Again, just grateful, and again, I never take it for granted because it's hard. People say, well -- it's hard to get to this tournament. There's 68 teams. It's good. It's hard even to get into the NIT because there's a lot of good teams around. So when you qualify for it, it's great. And then you want to be as ready as you can because the excitement that comes when you can play well and advance, it just gets better and better, and it can almost become like a fairy-tale.
Q. You mentioned that Michigan State experience against Green Bay. What do you recall about your team's confidence level and approach to that game, and do you think Furman will bring a similar approach against you tomorrow?
TONY BENNETT: Absolutely. I talked to our team about that. There's no question when you come from a mid-major conference -- again, I don't believe -- good basketball knows no divisions or limits, and you play a team from a major conference, that's motivation. When you're the lower seed, and it's just like -- there's just something about that, that the crowd gets behind that. You have to be ready for that intensity and that energy.
I said that to Ben Vander Plas, and they beat us in the NCAA Tournament. He was at Ohio. I said, you know how it is when a so-called Power Five -- and we had a good year this year, we were co-champs in the ACC. Our guys know they've got to show up and they've got to battle, but there's a motivation there that the mid-major schools have that you have to understand.
That was ours. We'll go toe to toe, we're not backing down. Again, you have to have that. I think good teams, whether you're from a Power Five or mid-major, you respect everyone you play and you don't fear them. That's a common thing. But you have to have that mindset.
The game goes to who can establish it, and that's the beauty of it. The ball gets tipped, who plays, who's quality, who's going to overcome it? It doesn't matter where you're from or even with the experience. It's just what happens in that 40 minutes or so.
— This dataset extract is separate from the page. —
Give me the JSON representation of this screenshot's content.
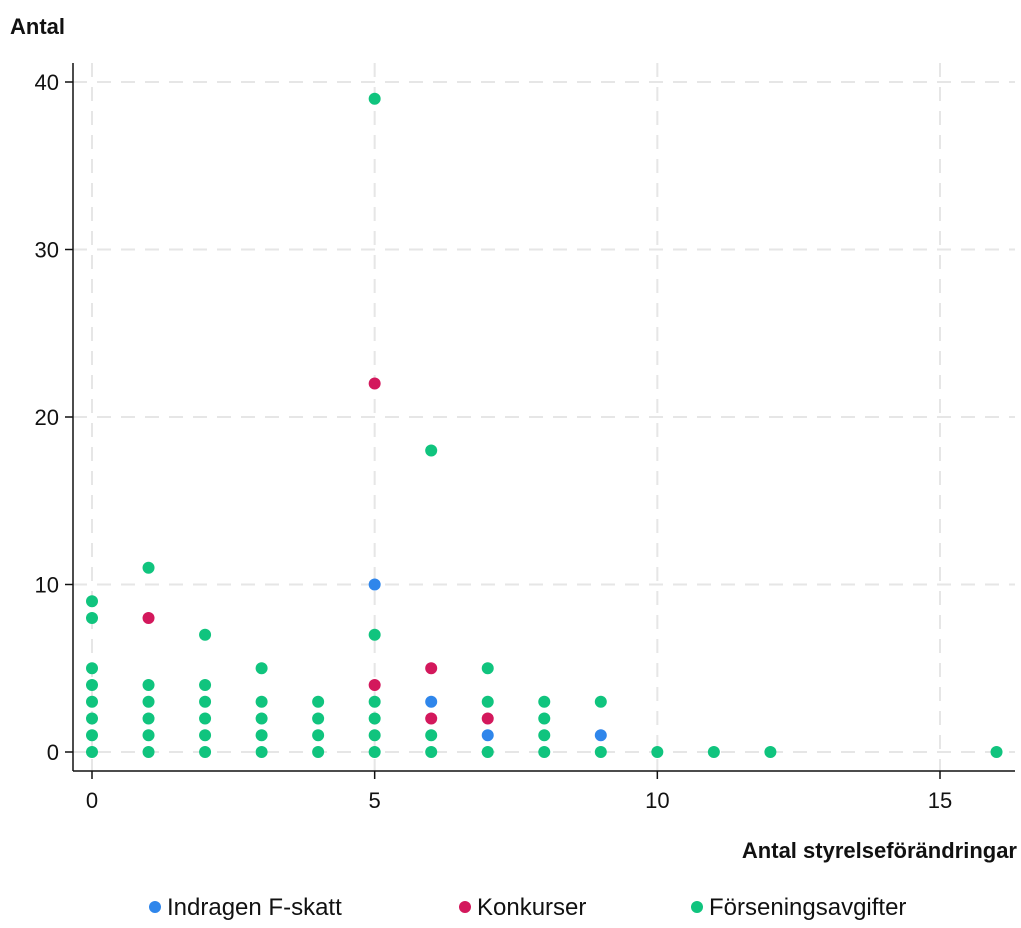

But yeah, I think there is that certain motivation that you get from these opportunities. And again, it's there -- I don't know the last time Furman was in the tournament, but especially the heartache they had last year not getting in, they'll be excited. And I know our guys are hungry and excited, as well.
Q. Tony, you brought a team here to Orlando six years ago. Even Kihei wasn't on the team then. Any flashbacks or reminders or something just familiar about coming back to a place where you played another NCAA Tournament round?
TONY BENNETT: Yeah, I remember in the first round we played Kevin Keatts' team in a hard-fought game. Now he's at NC State. And I remember Isaiah Wilkins, who's now on our staff, got sick and couldn't play. We had some unfortunate things happen in that. And then we played a real good game, and the Florida just blew our doors off in the next round here.
Again, not a lot has changed in this tournament. You'd better be ready. Because I can't remember our seed, but it was a great venue, great town, all that stuff, and we were excited to be here.
But I remember playing Coach Keatts, and they played -- we had to change and go with almost five guards and play against them. They were a little unique in terms of what we had gone against, and then played against a really good Florida team in the next game.
Q. This doesn't really affect tomorrow's game, but have you seen from Leon and Isaac the development that you hoped when they elected to redshirt this season?
TONY BENNETT: Yeah, it's always a hard decision. I think it was wise because I think they really poured into their game. We've had a great track record when guys have redshirted and what's happened after.
Again, delayed gratification. Sometimes that's an important quality when you need to have some patience. And when you do and you work and you're willing to wait for it, it's good. I've seen them really improve. They still have improvement to do, but I think it was significant what they did.
There's many times in practice where I've said, did we do the right thing, they could have helped us, and that's a good thing. But they've gotten stronger and better, and they've had to learn perspective and patience, and I think that's never a bad thing in today's times.